В мрачной глубине открытого рта вирта Чеглок видит живую игру огня и сверкающие вспышки чего-то вроде молний. Он чувствует запах расплавленного пластика и едкие дымы горелых схем. И жирную вонь горелой плоти. В ужасе он закрывает глаза, а святой Христофор грубо толкает его вперед…
Когда Чеглок снова открывает глаза, он висит высоко в штормовом воздухе. Сколько прошло времени? Секунда? Меньше? Внизу, в дымящихся развалинах, он видит вирты мертвых нормалов, наложенные на физические останки, накрывающие их призрачными цветными саркофагами. Он глядит сквозь разбитую оболочку псибертронной брони, внутрь тел — или того, что от них осталось, где в мясе роются селкомы, переваривая своих хозяев изнутри, разбирая по молекулам. Скоро не останется ничего, селкомы набросятся друг на друга в каннибальской оргии, и победители рассеются в воздухе, в земле, продолжая служить медианету и — по-своему — Орбитальным. Физические формы мьютов после смерти тоже подвергаются такой же быстрой молекулярной деструкции, пожираемые селкомами, что поддерживают в них жизнь, но только мертвые мьюты — в отличие от зомбированных виртов мертвых нормалов — не проснутся в виртуальной послежизни сверкающего рая или мучительного ада. Вместо этого живая память каждого уникального мьюта будет сохранена в точных последовательностях ДНК и глубоком нейронном картировании, созданном селкомами, чье жадное пожирание есть одновременно глубокое запоминание, и эти данные вольются в интегрированную гештальт-сеть, доступную Коллегии Виртуального Разума, а также Святым Метателям, что трудятся в своих инсеминариях.
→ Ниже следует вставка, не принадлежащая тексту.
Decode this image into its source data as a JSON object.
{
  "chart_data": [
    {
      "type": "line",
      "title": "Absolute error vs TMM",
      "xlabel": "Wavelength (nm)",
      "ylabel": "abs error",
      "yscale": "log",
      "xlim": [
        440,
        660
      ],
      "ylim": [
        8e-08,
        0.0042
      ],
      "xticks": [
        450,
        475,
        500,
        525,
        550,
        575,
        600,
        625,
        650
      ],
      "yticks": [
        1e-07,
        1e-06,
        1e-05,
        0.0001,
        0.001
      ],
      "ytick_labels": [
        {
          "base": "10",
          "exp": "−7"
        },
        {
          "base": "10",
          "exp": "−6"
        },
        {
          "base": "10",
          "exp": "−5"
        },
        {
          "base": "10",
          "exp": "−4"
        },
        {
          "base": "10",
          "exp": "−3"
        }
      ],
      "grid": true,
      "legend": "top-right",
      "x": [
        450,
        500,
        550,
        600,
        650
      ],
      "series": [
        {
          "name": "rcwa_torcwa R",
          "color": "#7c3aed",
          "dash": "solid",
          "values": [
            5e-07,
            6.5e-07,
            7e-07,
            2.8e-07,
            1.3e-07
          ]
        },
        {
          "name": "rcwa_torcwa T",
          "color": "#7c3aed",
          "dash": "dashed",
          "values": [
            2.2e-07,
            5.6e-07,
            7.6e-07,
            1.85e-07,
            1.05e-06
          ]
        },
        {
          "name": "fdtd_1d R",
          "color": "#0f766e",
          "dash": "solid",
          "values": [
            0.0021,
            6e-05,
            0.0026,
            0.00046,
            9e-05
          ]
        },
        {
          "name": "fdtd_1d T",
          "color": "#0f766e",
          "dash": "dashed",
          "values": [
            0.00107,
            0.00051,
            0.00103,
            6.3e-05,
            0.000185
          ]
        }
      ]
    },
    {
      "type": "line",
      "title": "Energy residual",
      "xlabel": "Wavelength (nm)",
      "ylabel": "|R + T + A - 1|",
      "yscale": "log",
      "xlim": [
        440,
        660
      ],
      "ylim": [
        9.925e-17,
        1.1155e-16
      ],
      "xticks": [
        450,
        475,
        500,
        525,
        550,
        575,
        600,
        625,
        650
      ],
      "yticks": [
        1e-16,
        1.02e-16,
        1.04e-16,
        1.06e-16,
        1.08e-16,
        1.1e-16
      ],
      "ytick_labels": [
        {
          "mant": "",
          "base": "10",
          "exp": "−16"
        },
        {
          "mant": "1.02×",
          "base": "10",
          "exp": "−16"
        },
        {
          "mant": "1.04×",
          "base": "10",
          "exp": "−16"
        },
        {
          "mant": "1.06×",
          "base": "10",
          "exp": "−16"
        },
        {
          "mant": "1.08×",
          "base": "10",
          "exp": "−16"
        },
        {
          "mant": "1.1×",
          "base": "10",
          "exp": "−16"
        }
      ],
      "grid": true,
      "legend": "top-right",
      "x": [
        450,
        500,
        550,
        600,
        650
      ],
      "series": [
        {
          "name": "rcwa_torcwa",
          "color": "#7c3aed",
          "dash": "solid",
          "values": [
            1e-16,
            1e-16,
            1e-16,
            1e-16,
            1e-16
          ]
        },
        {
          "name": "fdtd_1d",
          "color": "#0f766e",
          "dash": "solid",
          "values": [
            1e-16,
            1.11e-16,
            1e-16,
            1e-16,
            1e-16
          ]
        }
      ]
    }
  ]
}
Однако сейчас Чеглок способен думать только о своей встрече с Мицаром на площади Паломников и запутанном рассказе тельпа о шпионах, интригах и контринтригах… и самое неприятное — откровение, что он все это время был виртуализован, уже несколько месяцев до этого момента. Что объясняет леденящий ужас перед Сетью, который в нем нарастал… более того, он до сих пор виртуализован, что ясно доказывается возможностью его взгляда проникнуть под оболочку лежащих внизу трупов.
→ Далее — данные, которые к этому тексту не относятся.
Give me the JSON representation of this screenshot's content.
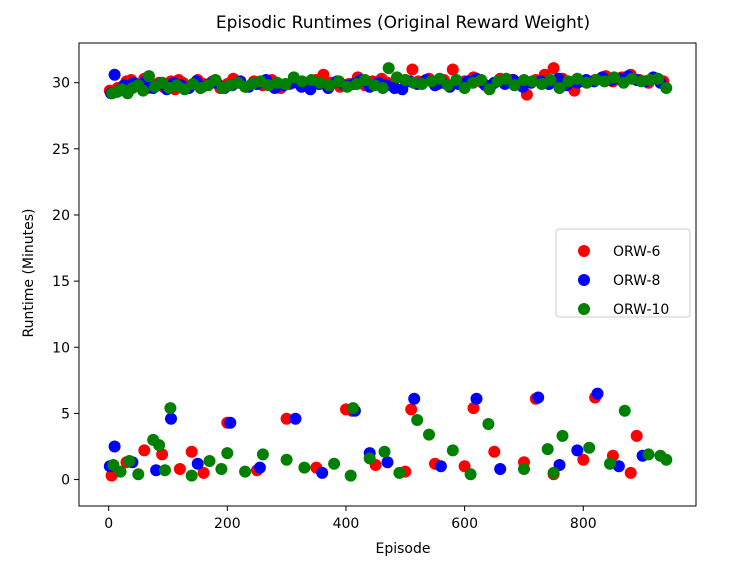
{
  "chart_data": {
    "type": "scatter",
    "title": "Episodic Runtimes (Original Reward Weight)",
    "xlabel": "Episode",
    "ylabel": "Runtime (Minutes)",
    "xlim": [
      -50,
      990
    ],
    "ylim": [
      -2,
      33
    ],
    "xticks": [
      0,
      200,
      400,
      600,
      800
    ],
    "yticks": [
      0,
      5,
      10,
      15,
      20,
      25,
      30
    ],
    "grid": false,
    "legend_position": "center-right",
    "series": [
      {
        "name": "ORW-6",
        "color": "#ff0000",
        "points_note": "",
        "x": [
          2,
          8,
          15,
          20,
          24,
          30,
          38,
          45,
          52,
          60,
          66,
          72,
          85,
          92,
          100,
          105,
          112,
          118,
          125,
          132,
          140,
          150,
          160,
          175,
          188,
          200,
          210,
          220,
          232,
          245,
          260,
          275,
          290,
          305,
          320,
          335,
          350,
          362,
          375,
          390,
          405,
          420,
          432,
          445,
          460,
          470,
          480,
          500,
          512,
          522,
          540,
          555,
          565,
          580,
          600,
          615,
          630,
          645,
          660,
          680,
          695,
          705,
          720,
          735,
          750,
          765,
          785,
          800,
          820,
          838,
          850,
          865,
          880,
          895,
          910,
          925,
          935,
          5,
          30,
          60,
          90,
          120,
          140,
          160,
          200,
          250,
          300,
          350,
          400,
          410,
          450,
          500,
          510,
          550,
          600,
          615,
          650,
          700,
          720,
          750,
          800,
          820,
          850,
          880,
          890
        ],
        "y": [
          29.4,
          29.3,
          29.6,
          29.5,
          29.7,
          30.1,
          30.2,
          29.8,
          29.9,
          30.3,
          29.6,
          29.9,
          30.0,
          29.7,
          29.9,
          30.1,
          29.5,
          30.2,
          30.0,
          29.6,
          29.8,
          30.2,
          29.9,
          30.1,
          29.6,
          29.9,
          30.3,
          30.0,
          29.7,
          30.1,
          29.8,
          30.2,
          29.6,
          29.9,
          30.0,
          29.8,
          30.2,
          30.6,
          30.0,
          29.7,
          29.9,
          30.4,
          29.8,
          30.1,
          30.3,
          30.0,
          29.8,
          30.2,
          31.0,
          30.1,
          30.3,
          29.9,
          30.2,
          31.0,
          30.1,
          30.4,
          30.0,
          29.8,
          30.3,
          30.2,
          30.0,
          29.1,
          30.2,
          30.6,
          31.1,
          30.3,
          29.4,
          30.1,
          30.2,
          30.5,
          30.1,
          30.4,
          30.6,
          30.2,
          30.0,
          30.3,
          30.1,
          0.3,
          1.3,
          2.2,
          1.9,
          0.8,
          2.1,
          0.5,
          4.3,
          0.7,
          4.6,
          0.9,
          5.3,
          5.2,
          1.1,
          0.6,
          5.3,
          1.2,
          1.0,
          5.4,
          2.1,
          1.3,
          6.1,
          0.4,
          1.5,
          6.2,
          1.8,
          0.5,
          3.3
        ]
      },
      {
        "name": "ORW-8",
        "color": "#0000ff",
        "x": [
          4,
          10,
          18,
          26,
          35,
          42,
          55,
          62,
          75,
          88,
          98,
          110,
          122,
          135,
          148,
          158,
          170,
          182,
          195,
          208,
          222,
          236,
          250,
          265,
          280,
          295,
          310,
          325,
          340,
          355,
          370,
          385,
          398,
          412,
          425,
          440,
          455,
          468,
          482,
          495,
          508,
          520,
          535,
          550,
          562,
          575,
          590,
          605,
          620,
          635,
          650,
          668,
          682,
          698,
          712,
          728,
          742,
          758,
          772,
          790,
          805,
          818,
          832,
          848,
          862,
          876,
          890,
          905,
          918,
          930,
          2,
          10,
          40,
          80,
          105,
          150,
          205,
          255,
          315,
          360,
          415,
          440,
          470,
          515,
          560,
          620,
          660,
          724,
          760,
          790,
          824,
          860,
          900
        ],
        "y": [
          29.2,
          30.6,
          29.4,
          29.8,
          29.5,
          30.0,
          29.7,
          30.1,
          29.6,
          29.9,
          29.5,
          30.0,
          29.8,
          29.6,
          30.1,
          29.7,
          29.9,
          30.0,
          29.6,
          29.8,
          30.1,
          29.7,
          29.9,
          30.2,
          29.6,
          29.8,
          30.0,
          29.7,
          29.5,
          29.9,
          29.6,
          30.1,
          29.8,
          29.9,
          30.2,
          29.7,
          30.0,
          29.8,
          29.6,
          29.5,
          30.1,
          29.9,
          30.2,
          29.8,
          30.0,
          29.7,
          29.9,
          30.1,
          30.3,
          29.8,
          30.0,
          29.9,
          30.2,
          29.7,
          30.0,
          30.1,
          29.9,
          30.3,
          29.8,
          30.0,
          30.2,
          30.1,
          30.4,
          30.2,
          30.3,
          30.5,
          30.2,
          30.1,
          30.4,
          30.0,
          1.0,
          2.5,
          1.3,
          0.7,
          4.6,
          1.2,
          4.3,
          0.9,
          4.6,
          0.5,
          5.2,
          2.0,
          1.3,
          6.1,
          1.0,
          6.1,
          0.8,
          6.2,
          1.1,
          2.2,
          6.5,
          1.0,
          1.8
        ]
      },
      {
        "name": "ORW-10",
        "color": "#008000",
        "x": [
          6,
          14,
          22,
          32,
          40,
          50,
          58,
          68,
          78,
          90,
          102,
          115,
          128,
          142,
          155,
          168,
          180,
          192,
          205,
          218,
          230,
          242,
          256,
          270,
          284,
          298,
          312,
          326,
          342,
          356,
          372,
          388,
          402,
          418,
          432,
          448,
          462,
          472,
          486,
          500,
          514,
          528,
          544,
          558,
          572,
          586,
          600,
          614,
          628,
          642,
          656,
          670,
          684,
          700,
          714,
          730,
          745,
          760,
          775,
          790,
          806,
          822,
          836,
          852,
          868,
          882,
          898,
          912,
          926,
          940,
          8,
          20,
          35,
          50,
          75,
          85,
          95,
          104,
          140,
          170,
          190,
          200,
          230,
          260,
          300,
          330,
          380,
          408,
          412,
          440,
          465,
          490,
          520,
          540,
          580,
          610,
          640,
          700,
          740,
          750,
          765,
          810,
          845,
          870,
          910,
          930,
          940
        ],
        "y": [
          29.2,
          29.3,
          29.5,
          29.2,
          29.6,
          29.8,
          29.4,
          30.5,
          29.7,
          30.0,
          29.6,
          29.8,
          29.5,
          29.9,
          29.6,
          29.8,
          30.2,
          29.6,
          29.8,
          30.0,
          29.7,
          29.9,
          30.1,
          29.8,
          30.0,
          29.9,
          30.4,
          30.1,
          30.2,
          30.0,
          29.8,
          30.1,
          29.7,
          29.9,
          30.2,
          29.8,
          29.6,
          31.1,
          30.4,
          30.2,
          30.0,
          29.9,
          30.1,
          30.3,
          29.8,
          30.2,
          29.6,
          30.0,
          30.2,
          29.5,
          30.1,
          30.3,
          29.8,
          30.2,
          30.1,
          29.9,
          30.2,
          29.6,
          30.1,
          30.3,
          30.0,
          30.2,
          30.1,
          30.4,
          30.0,
          30.3,
          30.1,
          30.2,
          30.3,
          29.6,
          1.1,
          0.6,
          1.4,
          0.4,
          3.0,
          2.6,
          0.7,
          5.4,
          0.3,
          1.4,
          0.8,
          2.0,
          0.6,
          1.9,
          1.5,
          0.9,
          1.2,
          0.3,
          5.4,
          1.6,
          2.1,
          0.5,
          4.5,
          3.4,
          2.2,
          0.4,
          4.2,
          0.8,
          2.3,
          0.5,
          3.3,
          2.4,
          1.2,
          5.2,
          1.9,
          1.8,
          1.5
        ]
      }
    ]
  }
}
Мицар! — кричит он мысленно в гневе. Отвечай, будь ты проклят!
Успокойся, Чеглок, доходит псионический ответ тельпа. Я здесь.
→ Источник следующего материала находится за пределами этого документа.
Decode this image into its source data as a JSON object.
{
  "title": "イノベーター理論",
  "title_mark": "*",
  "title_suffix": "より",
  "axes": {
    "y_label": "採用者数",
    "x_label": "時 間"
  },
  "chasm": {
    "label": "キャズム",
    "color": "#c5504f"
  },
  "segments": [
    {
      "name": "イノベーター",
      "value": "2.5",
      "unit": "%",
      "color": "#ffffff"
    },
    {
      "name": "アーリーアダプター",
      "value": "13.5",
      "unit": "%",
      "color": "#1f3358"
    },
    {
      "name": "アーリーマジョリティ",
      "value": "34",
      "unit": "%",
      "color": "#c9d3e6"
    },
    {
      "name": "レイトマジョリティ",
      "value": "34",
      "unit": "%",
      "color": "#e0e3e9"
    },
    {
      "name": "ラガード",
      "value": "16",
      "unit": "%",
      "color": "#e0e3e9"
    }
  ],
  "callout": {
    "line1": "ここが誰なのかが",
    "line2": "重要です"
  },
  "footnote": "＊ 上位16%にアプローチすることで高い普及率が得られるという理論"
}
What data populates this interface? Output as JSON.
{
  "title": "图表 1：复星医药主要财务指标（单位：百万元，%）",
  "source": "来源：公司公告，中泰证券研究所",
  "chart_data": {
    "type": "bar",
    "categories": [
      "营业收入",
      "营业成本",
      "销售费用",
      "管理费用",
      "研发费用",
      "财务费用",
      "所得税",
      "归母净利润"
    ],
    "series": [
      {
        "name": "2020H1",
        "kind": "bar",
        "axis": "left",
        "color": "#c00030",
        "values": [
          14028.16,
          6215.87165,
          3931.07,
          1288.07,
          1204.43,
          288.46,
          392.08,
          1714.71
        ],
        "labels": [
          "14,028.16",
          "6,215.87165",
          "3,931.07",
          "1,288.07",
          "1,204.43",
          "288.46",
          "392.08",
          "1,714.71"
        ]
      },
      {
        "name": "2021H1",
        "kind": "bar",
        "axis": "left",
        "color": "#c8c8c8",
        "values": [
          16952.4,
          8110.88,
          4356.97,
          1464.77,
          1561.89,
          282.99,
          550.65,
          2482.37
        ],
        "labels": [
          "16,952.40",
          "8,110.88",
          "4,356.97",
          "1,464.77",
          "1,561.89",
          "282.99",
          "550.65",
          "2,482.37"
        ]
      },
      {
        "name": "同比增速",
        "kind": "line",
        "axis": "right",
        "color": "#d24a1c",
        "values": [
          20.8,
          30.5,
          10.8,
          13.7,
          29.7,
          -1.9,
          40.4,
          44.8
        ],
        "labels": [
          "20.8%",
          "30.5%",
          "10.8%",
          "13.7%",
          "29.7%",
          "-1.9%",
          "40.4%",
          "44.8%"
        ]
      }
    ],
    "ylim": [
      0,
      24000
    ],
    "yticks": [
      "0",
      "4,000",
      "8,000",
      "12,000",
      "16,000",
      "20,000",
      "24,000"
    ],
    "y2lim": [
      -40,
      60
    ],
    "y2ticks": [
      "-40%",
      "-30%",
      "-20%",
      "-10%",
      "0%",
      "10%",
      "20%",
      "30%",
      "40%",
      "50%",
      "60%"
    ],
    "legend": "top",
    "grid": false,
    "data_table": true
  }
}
Это настоящее? — спрашивает Чеглок. Или очередная виртуализация?
Ты сражался с нормалами, ты видишь внизу трупы.
Это ничего не доказывает. Вполне возможно, что я все еще на площади Паломников.
Слишком ты подозрителен. Да, ты действительно виртуализован с самого момента нашей встречи. Но только чтобы мы могли следить за продвижением вашей пентады по Пустыне и знать, не проявились ли шпионы.
И это вы эйров называете высокомерной расой? Да вы сами, тельпы, никого другого в грош не ставите! Вы считаете, что имеете право виртуализовать всех подряд, просто потому что можете…
Ты согласился нам помочь.
Но не виртуализоваться на целые месяцы! Не чтобы мне стирали память, отбирали волю, будто я — раб из нормалов, и…
Молчи, неблагодарный эйр! — гремит голос Мицара в голове Чеглока с такой яростью, что она одеялом ужаса накрывает огонь возмущения. Не смей вопрошать Факультет Невидимых! То, что мы делаем, мы делаем ради Содружества. Мы знаем, что делаем, и не собираемся отчитываться перед такими, как ты. Твоя память восстановлена. А что до воли… Тебе хватает безрассудства сравнивать себя с рабом вроде святого Христофора?